To be clear, the prior web searches I've done for ansible and ctags are almost all about leveraging ctags in a way tangential to the normal purpose of aiding search for definitions. Instead the advice I've found as all about signalling local file structure (AKA "tasks by names" the ansible "name:" field is entirely descriptive, and is extremely unlikely to ever be a target to a link. The intended consumer for this sort of tag file is a vim plugin "Tagbar" which displays a (partial) semantic structure of the file. The "name:" field is used as the easiest source of descriptive text.

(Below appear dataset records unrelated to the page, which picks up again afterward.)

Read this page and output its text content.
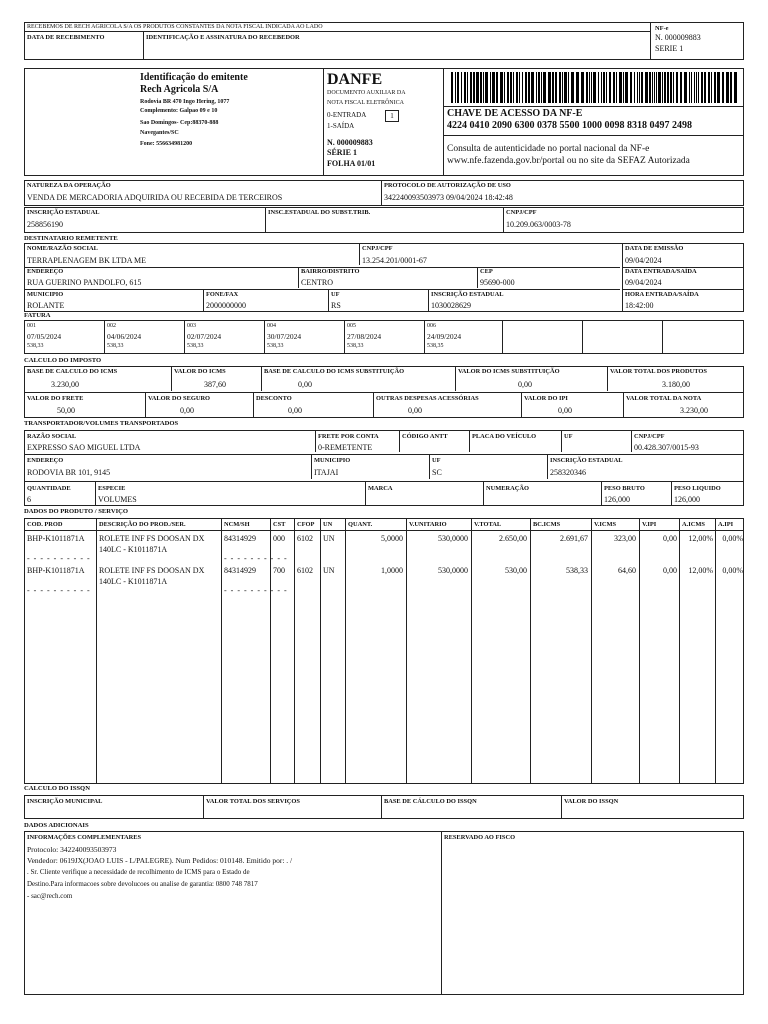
RECEBEMOS DE RECH AGRICOLA S/A OS PRODUTOS CONSTANTES DA NOTA FISCAL INDICADA AO LADO
DATA DE RECEBIMENTO	IDENTIFICAÇÃO E ASSINATURA DO RECEBEDOR
NF-e
N. 000009883
SERIE 1
Identificação do emitente
Rech Agricola S/A
Rodovia BR 470 Ingo Hering, 1077
Complemento: Galpao 09 e 10
Sao Domingos- Cep:88370-888
Navegantes/SC
Fone: 556634981200
DANFE
DOCUMENTO AUXILIAR DA
NOTA FISCAL ELETRÔNICA
0-ENTRADA
1-SAÍDA
1
N. 000009883
SÉRIE 1
FOLHA 01/01
CHAVE DE ACESSO DA NF-E
4224 0410 2090 6300 0378 5500 1000 0098 8318 0497 2498
Consulta de autenticidade no portal nacional da NF-e
www.nfe.fazenda.gov.br/portal ou no site da SEFAZ Autorizada
NATUREZA DA OPERAÇÃO
VENDA DE MERCADORIA ADQUIRIDA OU RECEBIDA DE TERCEIROS
PROTOCOLO DE AUTORIZAÇÃO DE USO
342240093503973 09/04/2024 18:42:48
INSCRIÇÃO ESTADUAL
258856190
INSC.ESTADUAL DO SUBST.TRIB.	CNPJ/CPF
10.209.063/0003-78
DESTINATARIO REMETENTE
NOME/RAZÃO SOCIAL
TERRAPLENAGEM BK LTDA ME
CNPJ/CPF
13.254.201/0001-67
DATA DE EMISSÃO
09/04/2024
ENDEREÇO
RUA GUERINO PANDOLFO, 615
BAIRRO/DISTRITO
CENTRO
CEP
95690-000
DATA ENTRADA/SAÍDA
09/04/2024
MUNICIPIO
ROLANTE
FONE/FAX
2000000000
UF
RS
INSCRIÇÃO ESTADUAL
1030028629
HORA ENTRADA/SAÍDA
18:42:00
FATURA
001
07/05/2024
538,33
002
04/06/2024
538,33
003
02/07/2024
538,33
004
30/07/2024
538,33
005
27/08/2024
538,33
006
24/09/2024
538,35
CALCULO DO IMPOSTO
BASE DE CALCULO DO ICMS
3.230,00
VALOR DO ICMS
387,60
BASE DE CALCULO DO ICMS SUBSTITUIÇÃO
0,00
VALOR DO ICMS SUBSTITUIÇÃO
0,00
VALOR TOTAL DOS PRODUTOS
3.180,00
VALOR DO FRETE
50,00
VALOR DO SEGURO
0,00
DESCONTO
0,00
OUTRAS DESPESAS ACESSÓRIAS
0,00
VALOR DO IPI
0,00
VALOR TOTAL DA NOTA
3.230,00
TRANSPORTADOR/VOLUMES TRANSPORTADOS
RAZÃO SOCIAL
EXPRESSO SAO MIGUEL LTDA
FRETE POR CONTA
0-REMETENTE
CÓDIGO ANTT	PLACA DO VEÍCULO	UF	CNPJ/CPF
00.428.307/0015-93
ENDEREÇO
RODOVIA BR 101, 9145
MUNICIPIO
ITAJAI
UF
SC
INSCRIÇÃO ESTADUAL
258320346
QUANTIDADE
6
ESPECIE
VOLUMES
MARCA	NUMERAÇÃO	PESO BRUTO
126,000
PESO LIQUIDO
126,000
DADOS DO PRODUTO / SERVIÇO
COD. PROD	DESCRIÇÃO DO PROD./SER.	NCM/SH	CST CFOP UN QUANT.	V.UNITARIO	V.TOTAL	BC.ICMS	V.ICMS	V.IPI	A.ICMS A.IPI
BHP-K1011871A ROLETE INF FS DOOSAN DX
140LC - K1011871A
84314929 000 6102 UN	5,0000	530,0000	2.650,00	2.691,67	323,00	0,00	12,00%	0,00%
- - - - - - - - - -	- - - - - - - - - -
BHP-K1011871A ROLETE INF FS DOOSAN DX
140LC - K1011871A
84314929 700 6102 UN	1,0000	530,0000	530,00	538,33	64,60	0,00	12,00%	0,00%
- - - - - - - - - -	- - - - - - - - - -
CALCULO DO ISSQN
INSCRIÇÃO MUNICIPAL	VALOR TOTAL DOS SERVIÇOS	BASE DE CÁLCULO DO ISSQN	VALOR DO ISSQN
DADOS ADICIONAIS
INFORMAÇÕES COMPLEMENTARES
Protocolo: 342240093503973
Vendedor: 0619JX(JOAO LUIS - L/PALEGRE). Num Pedidos: 010148. Emitido por: . /
. Sr. Cliente verifique a necessidade de recolhimento de ICMS para o Estado de
Destino.Para informacoes sobre devolucoes ou analise de garantia: 0800 748 7817
- sac@rech.com
RESERVADO AO FISCO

This is not (to my mind) the intended purpose of a tag file, which seems to me to be about linking var/function use to target definitions.

ansible has a notion of variable (and definition). There are three areas I can see to define variables:

1) as value targets of the register: key. This captures output and allows querying output later on in the file.

2) as (explicit) vars: section of a file (or "playbook" in ansible speak). This is a set of key: val pairs where the key portion is referenced later (very often in a completely different file). This section is marked by indentation, and is terminated by another ansible block marking keyword. become: is a common example where overall file section does not change. The overall section can be terminated with the tasks: keyword.

3) the task section can contain a local vars definition, defined by the set_fact: key. This starts a block of key: val as a locally defined variable, in a set_fact: file section. This block is terminated by either the next task or another modifier section to the task where set_fact: is scoped.

In YAML fashion, a key:val pattern can be defined as an inline key=val, but current best practice tends to use vertical style key: val

A "play" (complete ansible entity) consists of a hosts: section (which can contain a number of "locally global" subsections, and and tasks: section, consisting of an array of tasks, which require a module, but typically start with a name: descriptive value. The two sections do not have to exist in the same file.

Ansible has a library structure references as a "role", which is usually defined in a directory "roles" which can be a subdirectory in the working directory or elsewhere. This more or less mirrors the structure of the top level ansible structure, but is designed to encourage modularity, both in terms of task isolation, but in subdividing the "role" into it's own coherent subsections hidden from the calling routine. A role will often accept variable parameters, and those vars are defined mostly as above.